Can a successfully compileable template definition fail on instantiation?

[David]

Assuming of course that the instantiation statement is 100% ok.
As a matter of fact, that very instantiation passes successfuly on VC++ 7.1
(and Borland) but since I was suspicious that it was OK there "more by luck
than brain", I checked the same on Linux\GNU were the instantiation failed.

This question is more for people who know well the C++ ISO standard, the
chapter on templates. My hunch is that the problem is with the language spec.

Thanks

 

[Andrey Tarasevich]

Assuming of course that the instantiation statement is 100% ok.
As a matter of fact, that very instantiation passes successfuly on VC++ 7.1
(and Borland) but since I was suspicious that it was OK there "more by luck
than brain", I checked the same on Linux\GNU were the instantiation failed.

This question is more for people who know well the C++ ISO standard, the
chapter on templates. My hunch is that the problem is with the

language spec.

Why don't you just post some minimal piece of code that reproduces the
problem?

 

[Michiel Salters]

Assuming of course that the instantiation statement is 100% ok.
As a matter of fact, that very instantiation passes successfuly on VC++ 7.1
(and Borland) but since I was suspicious that it was OK there "more by luck
than brain", I checked the same on Linux\GNU were the instantiation failed.

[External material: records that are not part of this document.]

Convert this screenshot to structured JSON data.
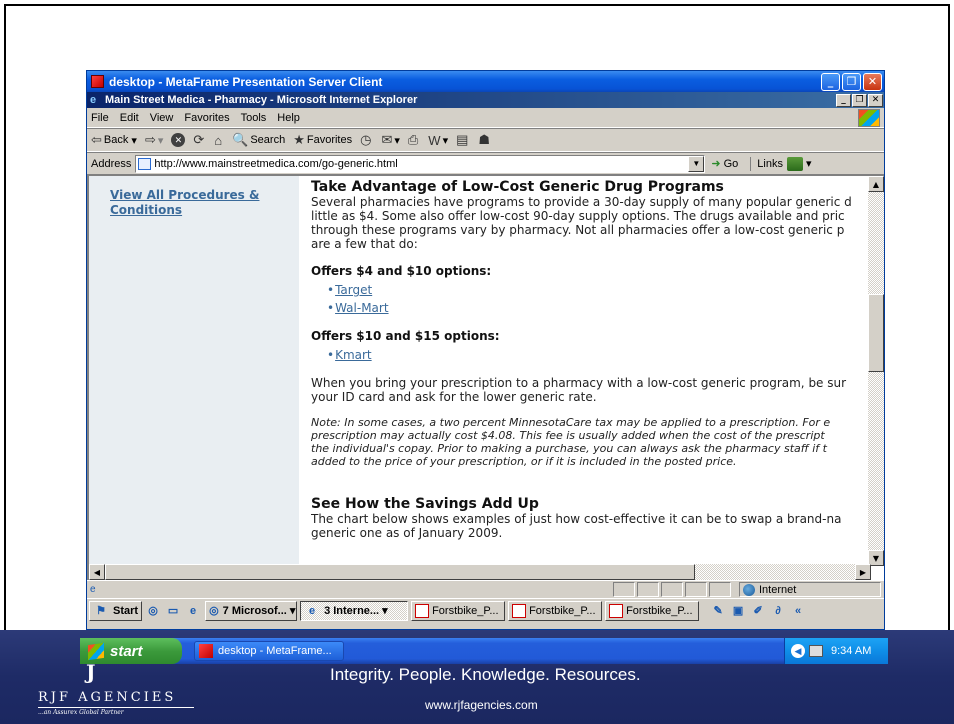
{
  "metaframe": {
    "title": "desktop - MetaFrame Presentation Server Client"
  },
  "ie": {
    "title": "Main Street Medica - Pharmacy - Microsoft Internet Explorer",
    "menus": [
      "File",
      "Edit",
      "View",
      "Favorites",
      "Tools",
      "Help"
    ],
    "toolbar": {
      "back": "Back",
      "search": "Search",
      "favorites": "Favorites"
    },
    "address": {
      "label": "Address",
      "url": "http://www.mainstreetmedica.com/go-generic.html",
      "go": "Go",
      "links": "Links"
    }
  },
  "sidebar": {
    "link": "View All Procedures & Conditions"
  },
  "article": {
    "heading": "Take Advantage of Low-Cost Generic Drug Programs",
    "intro": [
      "Several pharmacies have programs to provide a 30-day supply of many popular generic d",
      "little as $4. Some also offer low-cost 90-day supply options. The drugs available and pric",
      "through these programs vary by pharmacy. Not all pharmacies offer a low-cost generic p",
      "are a few that do:"
    ],
    "group1_title": "Offers $4 and $10 options:",
    "group1_links": [
      "Target",
      "Wal-Mart"
    ],
    "group2_title": "Offers $10 and $15 options:",
    "group2_links": [
      "Kmart"
    ],
    "prescription": [
      "When you bring your prescription to a pharmacy with a low-cost generic program, be sur",
      "your ID card and ask for the lower generic rate."
    ],
    "note": [
      "Note: In some cases, a two percent MinnesotaCare tax may be applied to a prescription. For e",
      "prescription may actually cost $4.08. This fee is usually added when the cost of the prescript",
      "the individual's copay. Prior to making a purchase, you can always ask the pharmacy staff if t",
      "added to the price of your prescription, or if it is included in the posted price."
    ],
    "savings_heading": "See How the Savings Add Up",
    "savings": [
      "The chart below shows examples of just how cost-effective it can be to swap a brand-na",
      "generic one as of January 2009."
    ]
  },
  "status": {
    "zone": "Internet"
  },
  "inner_taskbar": {
    "start": "Start",
    "tasks": [
      "7 Microsof...",
      "3 Interne...",
      "Forstbike_P...",
      "Forstbike_P...",
      "Forstbike_P..."
    ]
  },
  "xp_taskbar": {
    "start": "start",
    "task": "desktop - MetaFrame...",
    "clock": "9:34 AM"
  },
  "footer": {
    "tagline": "Integrity. People. Knowledge. Resources.",
    "website": "www.rjfagencies.com",
    "logo_mark": "J",
    "logo_name": "RJF AGENCIES",
    "logo_sub": "...an Assurex Global Partner"
  },
  "colors": {
    "link": "#3a6a9a",
    "xp_blue": "#245edb",
    "band": "#1e2b66"
  }
}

Yes, and this is in fact a very common technique. For instance,
std::vector<T>::vector( size_type, T const& = T(), {default allocator} )

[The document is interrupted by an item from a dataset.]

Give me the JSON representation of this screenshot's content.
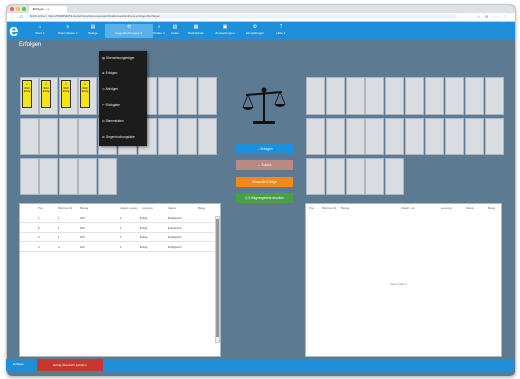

It is impossible to instantiate this member when only the size_type
argument is provided and T doesn't have an accessible default ctor.

Basically templates compile if there is at least one set of arguments
for which they can be instantiated. The reverse is not true; some
errors are too hard to detect without instantiating.

E.g. a template with unsigned integer parameters A,B,C and N that
could only compile if A^(N+3)+B^(N+3)==C^(N+3). A compiler may
reject this, because there is no set of arguments for which this holds
but it isn't required to be aware of the proof to Fermats theorem.
It may instead reject every attempt to instantiate.

Regards,
Michiel Salters